Alias for `.end()`, but doesn't require parentheses.

**Example:**
```py
pattern = (
    SuperExpressive()
        .string("prefix:")
        .capture
            .anyOf
                .range(0, 9)
                .char("-")
                .range('a', 'f')
                .string("something else")
            .over
        .over
    .to_regex_string()
)
# 'prefix:((?:something else|[0-9\\-a-f]))'
```
---

[≈] **`.subexpression(expr: SuperExpressive, *, namespace: str = "", ignore_flags: bool = True, ignore_start_and_end: bool = True)`**
- `.sub(expr, *, namespace="", ignore_flags=True, ignore_start_and_end=True)`

Matches another `SuperExpressive` instance inline. 
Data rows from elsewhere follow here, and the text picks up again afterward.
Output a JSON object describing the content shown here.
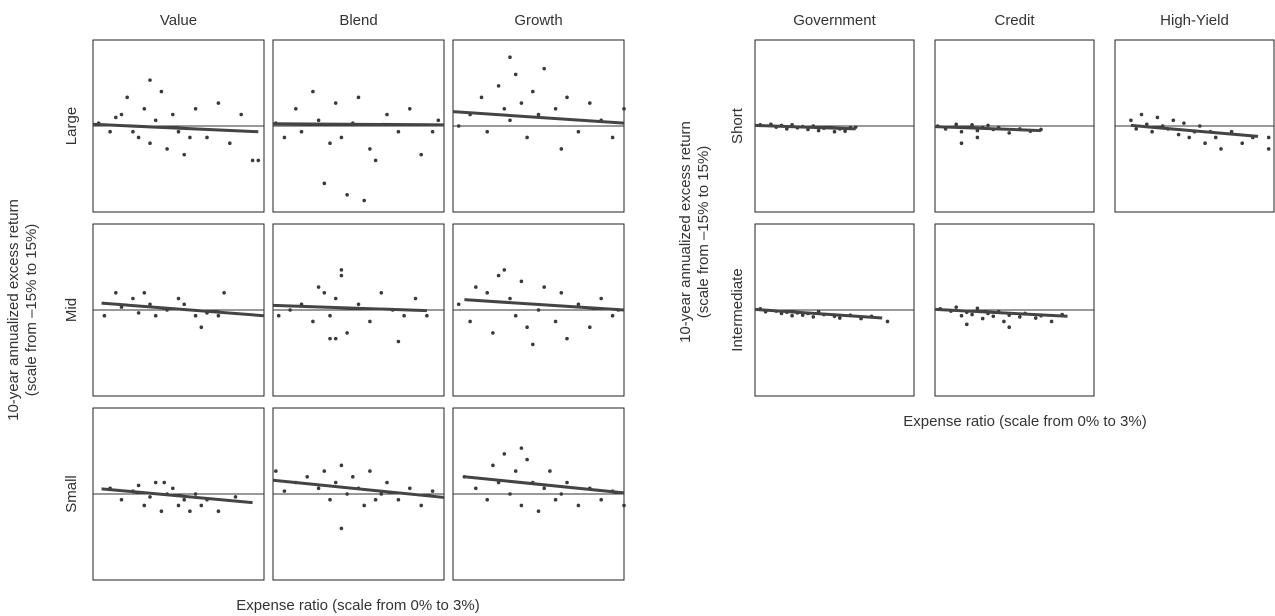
{
  "chart_data": [
    {
      "type": "scatter",
      "columns": [
        "Value",
        "Blend",
        "Growth"
      ],
      "rows": [
        "Large",
        "Mid",
        "Small"
      ],
      "ylabel": [
        "10-year annualized excess return",
        "(scale from –15% to 15%)"
      ],
      "xlabel": "Expense ratio (scale from 0% to 3%)",
      "xlim": [
        0,
        3
      ],
      "ylim": [
        -15,
        15
      ],
      "zero_line": 0,
      "color": "#3a3a3a",
      "panels": [
        [
          {
            "x": [
              0.1,
              0.3,
              0.5,
              0.6,
              0.7,
              0.8,
              0.9,
              1.0,
              1.0,
              1.1,
              1.2,
              1.3,
              1.4,
              1.5,
              1.6,
              1.7,
              1.8,
              2.0,
              2.2,
              2.4,
              2.6,
              2.8,
              2.9,
              0.4
            ],
            "y": [
              0.5,
              -1,
              2,
              5,
              -1,
              -2,
              3,
              -3,
              8,
              1,
              6,
              -4,
              2,
              -1,
              -5,
              -2,
              3,
              -2,
              4,
              -3,
              2,
              -6,
              -6,
              1.5
            ],
            "fit_x": [
              0,
              2.9
            ],
            "fit_y": [
              0.3,
              -1
            ]
          },
          {
            "x": [
              0.05,
              0.2,
              0.4,
              0.5,
              0.7,
              0.8,
              1.0,
              1.1,
              1.2,
              1.4,
              1.5,
              1.7,
              1.8,
              2.0,
              2.2,
              2.4,
              2.6,
              2.8,
              2.9,
              1.3,
              0.9,
              1.6
            ],
            "y": [
              0.5,
              -2,
              3,
              -1,
              6,
              1,
              -3,
              4,
              -2,
              0.5,
              5,
              -4,
              -6,
              2,
              -1,
              3,
              -5,
              -1,
              1,
              -12,
              -10,
              -13
            ],
            "fit_x": [
              0,
              3
            ],
            "fit_y": [
              0.4,
              0.2
            ]
          },
          {
            "x": [
              0.1,
              0.3,
              0.5,
              0.6,
              0.8,
              0.9,
              1.0,
              1.1,
              1.2,
              1.3,
              1.4,
              1.5,
              1.6,
              1.8,
              2.0,
              2.2,
              2.4,
              2.6,
              2.8,
              3.0,
              1.0,
              1.9
            ],
            "y": [
              0,
              2,
              5,
              -1,
              7,
              3,
              1,
              9,
              4,
              -2,
              6,
              2,
              10,
              3,
              5,
              -1,
              4,
              1,
              -2,
              3,
              12,
              -4
            ],
            "fit_x": [
              0,
              3
            ],
            "fit_y": [
              2.5,
              0.5
            ]
          }
        ],
        [
          {
            "x": [
              0.2,
              0.4,
              0.5,
              0.7,
              0.8,
              0.9,
              1.0,
              1.1,
              1.3,
              1.5,
              1.6,
              1.8,
              1.9,
              2.0,
              2.2,
              2.3
            ],
            "y": [
              -1,
              3,
              0.5,
              2,
              -0.5,
              3,
              1,
              -1,
              0,
              2,
              1,
              -1,
              -3,
              -0.5,
              -1,
              3
            ],
            "fit_x": [
              0.15,
              3
            ],
            "fit_y": [
              1.2,
              -1
            ]
          },
          {
            "x": [
              0.1,
              0.3,
              0.5,
              0.7,
              0.8,
              0.9,
              1.0,
              1.1,
              1.2,
              1.3,
              1.5,
              1.7,
              1.9,
              2.1,
              2.3,
              2.5,
              2.7,
              1.0,
              1.1,
              2.2,
              1.2
            ],
            "y": [
              -1,
              0,
              1,
              -2,
              4,
              3,
              -1,
              2,
              6,
              -4,
              1,
              -2,
              3,
              0,
              -1,
              2,
              -1,
              -5,
              -5,
              -5.5,
              7
            ],
            "fit_x": [
              0,
              2.7
            ],
            "fit_y": [
              0.8,
              -0.1
            ]
          },
          {
            "x": [
              0.1,
              0.3,
              0.4,
              0.6,
              0.7,
              0.8,
              1.0,
              1.1,
              1.2,
              1.3,
              1.5,
              1.6,
              1.8,
              1.9,
              2.0,
              2.2,
              2.4,
              2.6,
              2.8,
              2.9,
              0.9,
              1.4
            ],
            "y": [
              1,
              -2,
              4,
              3,
              -4,
              6,
              2,
              -1,
              5,
              -3,
              0,
              4,
              -2,
              3,
              -5,
              1,
              -3,
              2,
              -1,
              0,
              7,
              -6
            ],
            "fit_x": [
              0.2,
              3
            ],
            "fit_y": [
              1.8,
              0
            ]
          }
        ],
        [
          {
            "x": [
              0.3,
              0.5,
              0.7,
              0.8,
              0.9,
              1.0,
              1.1,
              1.2,
              1.3,
              1.4,
              1.5,
              1.6,
              1.7,
              1.8,
              1.9,
              2.0,
              2.2,
              2.5,
              1.25
            ],
            "y": [
              1,
              -1,
              0.5,
              1.5,
              -2,
              -0.5,
              2,
              -3,
              0,
              1,
              -2,
              -1,
              -3,
              0,
              -2,
              -1,
              -3,
              -0.5,
              2
            ],
            "fit_x": [
              0.15,
              2.8
            ],
            "fit_y": [
              0.9,
              -1.5
            ]
          },
          {
            "x": [
              0.05,
              0.2,
              0.4,
              0.6,
              0.8,
              0.9,
              1.0,
              1.1,
              1.2,
              1.3,
              1.4,
              1.5,
              1.6,
              1.7,
              1.8,
              1.9,
              2.0,
              2.2,
              2.4,
              2.6,
              2.8,
              1.2
            ],
            "y": [
              4,
              0.5,
              2,
              3,
              1,
              4,
              -1,
              2,
              5,
              0,
              3,
              1,
              -2,
              4,
              -1,
              0,
              2,
              -1,
              1,
              -2,
              0.5,
              -6
            ],
            "fit_x": [
              0,
              3
            ],
            "fit_y": [
              2.4,
              -0.6
            ]
          },
          {
            "x": [
              0.2,
              0.4,
              0.6,
              0.7,
              0.8,
              0.9,
              1.0,
              1.1,
              1.2,
              1.3,
              1.4,
              1.5,
              1.6,
              1.7,
              1.8,
              1.9,
              2.0,
              2.2,
              2.4,
              2.6,
              2.8,
              3.0,
              1.2
            ],
            "y": [
              3,
              1,
              -1,
              5,
              2,
              7,
              0,
              4,
              -2,
              6,
              2,
              -3,
              1,
              4,
              -1,
              0,
              2,
              -2,
              1,
              -1,
              0.5,
              -2,
              8
            ],
            "fit_x": [
              0.2,
              3
            ],
            "fit_y": [
              3,
              0.2
            ]
          }
        ]
      ]
    },
    {
      "type": "scatter",
      "columns": [
        "Government",
        "Credit",
        "High-Yield"
      ],
      "rows": [
        "Short",
        "Intermediate"
      ],
      "ylabel": [
        "10-year annualized excess return",
        "(scale from –15% to 15%)"
      ],
      "xlabel": "Expense ratio (scale from 0% to 3%)",
      "xlim": [
        0,
        3
      ],
      "ylim": [
        -15,
        15
      ],
      "zero_line": 0,
      "color": "#3a3a3a",
      "panels": [
        [
          {
            "x": [
              0.1,
              0.3,
              0.4,
              0.5,
              0.6,
              0.7,
              0.8,
              0.9,
              1.0,
              1.1,
              1.2,
              1.3,
              1.4,
              1.5,
              1.6,
              1.7,
              1.8,
              1.9
            ],
            "y": [
              0.2,
              0.3,
              -0.2,
              0.1,
              -0.5,
              0.2,
              -0.3,
              -0.1,
              -0.6,
              0,
              -0.8,
              -0.4,
              -0.2,
              -1,
              -0.5,
              -0.9,
              -0.3,
              -0.2
            ],
            "fit_x": [
              0,
              1.9
            ],
            "fit_y": [
              0.1,
              -0.5
            ]
          },
          {
            "x": [
              0.05,
              0.2,
              0.4,
              0.5,
              0.6,
              0.7,
              0.8,
              0.9,
              1.0,
              1.1,
              1.2,
              1.4,
              1.6,
              1.8,
              2.0,
              0.5,
              0.8
            ],
            "y": [
              0,
              -0.5,
              0.3,
              -1,
              -0.2,
              0.2,
              -0.8,
              -0.3,
              0.1,
              -0.6,
              -0.2,
              -1.2,
              -0.5,
              -0.9,
              -0.6,
              -3,
              -2
            ],
            "fit_x": [
              0,
              2
            ],
            "fit_y": [
              -0.1,
              -0.8
            ]
          },
          {
            "x": [
              0.3,
              0.4,
              0.5,
              0.6,
              0.7,
              0.8,
              0.9,
              1.0,
              1.1,
              1.2,
              1.3,
              1.4,
              1.5,
              1.6,
              1.7,
              1.8,
              1.9,
              2.0,
              2.2,
              2.4,
              2.6,
              2.9,
              2.9
            ],
            "y": [
              1,
              -0.5,
              2,
              0.3,
              -1,
              1.5,
              0,
              -0.5,
              1,
              -1.5,
              0.5,
              -2,
              -1,
              0,
              -3,
              -1,
              -2,
              -4,
              -1,
              -3,
              -2,
              -4,
              -2
            ],
            "fit_x": [
              0.3,
              2.7
            ],
            "fit_y": [
              0.1,
              -1.8
            ]
          }
        ],
        [
          {
            "x": [
              0.1,
              0.2,
              0.4,
              0.5,
              0.6,
              0.7,
              0.8,
              0.9,
              1.0,
              1.1,
              1.3,
              1.5,
              1.6,
              1.8,
              2.0,
              2.2,
              2.5,
              1.2
            ],
            "y": [
              0.2,
              -0.3,
              -0.2,
              -0.6,
              -0.4,
              -1,
              -0.5,
              -0.9,
              -0.6,
              -1.2,
              -0.8,
              -1.1,
              -1.4,
              -0.9,
              -1.5,
              -1.1,
              -2,
              -0.3
            ],
            "fit_x": [
              0,
              2.4
            ],
            "fit_y": [
              0.1,
              -1.4
            ]
          },
          {
            "x": [
              0.1,
              0.3,
              0.4,
              0.5,
              0.6,
              0.7,
              0.8,
              0.9,
              1.0,
              1.1,
              1.2,
              1.3,
              1.4,
              1.6,
              1.7,
              1.9,
              2.0,
              2.2,
              2.4,
              0.6,
              1.4
            ],
            "y": [
              0.2,
              -0.2,
              0.5,
              -1,
              -0.4,
              -0.8,
              0.3,
              -1.5,
              -0.6,
              -1.1,
              -0.3,
              -2,
              -0.9,
              -1.2,
              -0.6,
              -1.4,
              -1,
              -2,
              -0.8,
              -2.5,
              -3
            ],
            "fit_x": [
              0,
              2.5
            ],
            "fit_y": [
              0.1,
              -1.1
            ]
          },
          null
        ]
      ]
    }
  ]
}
Can be used to create libraries, or to modularise you code.

**Example:**
```py
hex_number = SuperExpressive().one_or_more.any_of.range(0, 9).range('A', 'F').end()

pattern = (
    SuperExpressive()
        .subexpression(hex_number)
        .one_or_more.whitespace
        .optional.subexpression(hex_number)
    .to_regex_string()
)
# '[0-9A-F]+\\s+(?:[0-9A-F]+)?'
```

By default, flags and start/end of input markers are ignored, but can be explicitly turned on in the keyword parameters.
- `ignore_flags`: If set to true, any flags this subexpression specifies 
should be disregarded (default is `True`).

**Example:**
```py
hex_number = (
    SuperExpressive()
        .case_insensitive
        .one_or_more.any_of
            .range(0, 9)
            .range('A', 'F')
        .end()
)

pattern1 = (
    SuperExpressive()
        .subexpression(hex_number)
        .one_or_more.whitespace
        .optional.subexpression(hex_number)
    .to_regex_string()
)
# '[0-9A-F]+\\s+(?:[0-9A-F]+)?'

pattern2 = (
    SuperExpressive()
        .subexpression(hex_number, ignore_flags=False)
        .one_or_more.whitespace
        .optional.subexpression(hex_number)
    .to_regex_string()
)
# '(?i)[0-9A-F]+\\s+(?:[0-9A-F]+)?'
```

- `ignore_start_and_end`: If set to true, any `.start_of_input` / `.end_of_input` 
asserted in this subexpression specifies should be disregarded (default is `True`).

**Example:**
```py
hex_number = (
    SuperExpressive()
        .start_of_input
        .one_or_more.any_of
            .range(0, 9)
            .range('A', 'F')
        .end()
        .end_of_input
)

pattern1 = (
    SuperExpressive()
        .subexpression(hex_number)
        .one_or_more.whitespace
        .optional.subexpression(hex_number)
    .to_regex_string()
)
# '[0-9A-F]+\\s+(?:[0-9A-F]+)?'

pattern2 = (
    SuperExpressive()
        .subexpression(hex_number)
        .one_or_more.whitespace
        .optional.subexpression(hex_number, ignore_start_and_end=False)
    .to_regex_string()
)
# '[0-9A-F]+\\s+(?:^[0-9A-F]+$)?'
```

- `namespace`: A string namespace to use on all named capture groups in the subexpression, to avoid naming collisions with your own named groups (default is `""`).

**Example:**
```py
hex_number = (
    SuperExpressive()
        .named_capture("hex")
            .one_or_more.any_of
                .range(0, 9)
                .range('A', 'F')
            .end()
        .end()
        .named_backreference("hex")
)
#'(?P<hex>[0-9A-F]+)(?P=hex)'

pattern1 = (
    SuperExpressive()
        .subexpression(hex_number)
        .one_or_more.whitespace
        .optional.subexpression(hex_number, namespace="snd_")
    .to_regex_string()
)
# '(?P<hex>[0-9A-F]+)(?P=hex)\\s+(?:(?P<snd_hex>[0-9A-F]+)(?P=snd_hex))?'

pattern2 = (
    SuperExpressive()
        .named_capture("hex")
            .subexpression(hex_number, namespace="sub1_")
            .one_or_more.whitespace
            .optional.subexpression(hex_number, namespace="sub2_")
        .end()
        .named_backreference("hex")
    .to_regex_string()
)
# '(?P<hex>(?P<sub1_hex>[0-9A-F]+)(?P=sub1_hex)\\s+(?:(?P<sub2_hex>[0-9A-F]+)(?P=sub2_hex))?)(?P=hex)'

```
---

[=] **`.to_regex()`**
- `.toRegex()`

Outputs the regular expression pattern that this `SuperExpression` models.

---

[=] **`.to_regex_string()`**
- `.toRegexString()`
- `.to_string()`
- `.toString()`

Outputs a string representation of the regular expression that this `SuperExpression` models.